Actu revendicative


Léon Dion : Pédagogue et fidèle


De la CFDT à la Ligue des droits de l'Homme c'est le même souci qui anime Léon Dion : être au service de ceux dont les droits sont bafoués voire ignorés. Portrait d'un chti, pédagogue et fidèle, qui a rejoint, il y a bien longtemps, la région parisienne.

CAP en poche, le petit gars, employé de fabrication à la filature Saint-Liévin à Wattrelos, dans le Nord, est prêt à en découdre. Il a du ressort. N’a-t-il pas déjà été délégué syndical et responsable du syndicat des employés du textile de Roubaix-Tourcoing ? Et dans la région cela veut dire quelque chose !

Permanent de l’UL de Roubaix Tourcoing de 1971 à 1973. En 1973, Léon quitte la région Nord pour assumer des responsabilités au sein de la fédération Hacuitex (habillement, cuir et textile). Il emménage à Aulnay-sous-Bois : « Pendant mon mandat de permanent j’ai peu l’occasion de connaître la réalité d’Aulnay, celles, bien et mal connues à la fois du 9.3. » Il sera en effet, durant quatorze ans, permanent à la fédération Hacuitex, dont neuf ans secrétaire général.

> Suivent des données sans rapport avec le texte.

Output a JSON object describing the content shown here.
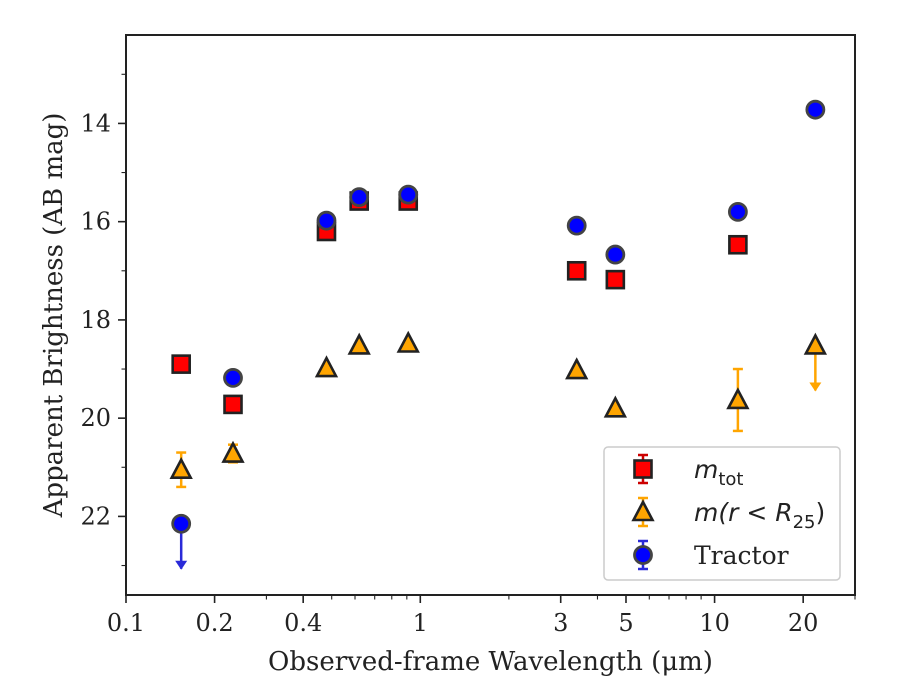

En 1986, Léon quitte ses responsabilités syndicales et se reclasse au sein d’une association dans l’Essonne. « Malgré les deux heures de transport par jour je décide de rechercher une insertion locale et de partager l’expérience acquise au sein de la CFDT. Mon choix se porte sur la Ligue des droits de l’Homme. » La section locale est vivante et particulièrement active dans les quartiers nord de la ville. Elle tient des permanences pour le droit au logement, au séjour, à l’éducation…

Accompagner

En 1997, la circulaire Chevènement pour la régularisation des sans papiers est l’occasion d’actions de grande ampleur avec la Cimade : manifestations, débats, permanences hebdomadaires avec dépôt des dossiers en sous-préfecture et rencontres régulières avec le sous-préfet pour en assurer le suivi. « Nous recevons jusqu’à 30 personnes chaque semaine. Sur le secteur, il y a quatre foyers pour travailleurs immigrés. »

En 1998 c’est la retraite. Léon assure la présidence de la section et la tenue des permanences hebdomadaires avec un ou deux militants. « Dans celles-ci j’ai rencontré des centaines de personnes que j’ai renseignées, guidées, accompagnées parfois dans leurs démarches. Je dis accompagnées parfois car l’orientation de notre section est bien de « faire avec » et non de « faire pour ». Nous conseillons les personnes, rédigeons des courriers, faisons des interventions, mais dans la mesure du possible, nous les invitons à effectuer elles-mêmes certaines démarches auprès des pouvoirs publics, au besoin en recherchant dans leur entourage des personnes qui peuvent les accompagner. »

Dans la durée

La section s’attache à créer du lien social. Pendant plusieurs années, elle organise des rencontres avec plusieurs associations présentes sur les quartiers pour mieux prendre en compte les difficultés de la population et orienter les personnes en fonction de leurs besoins. « Nous avons également mené des actions en commun : pour le maintien d’un centre de Sécurité sociale sur le quartier, la rénovation urbaine… »

A 74 ans, Léon tire un bilan positif de ces années passées au contact de la population. « Bien sûr il y a eu des échecs, des profiteurs. Mais les choses ont changé. Des résultats ont été obtenus. Des liens se sont créés. Des personnes ont grandi, ont pris leur destin en main. Avec certaines des liens amicaux se sont noués. Quelques personnes se sont engagées. » Tout comme Léon, dans la durée.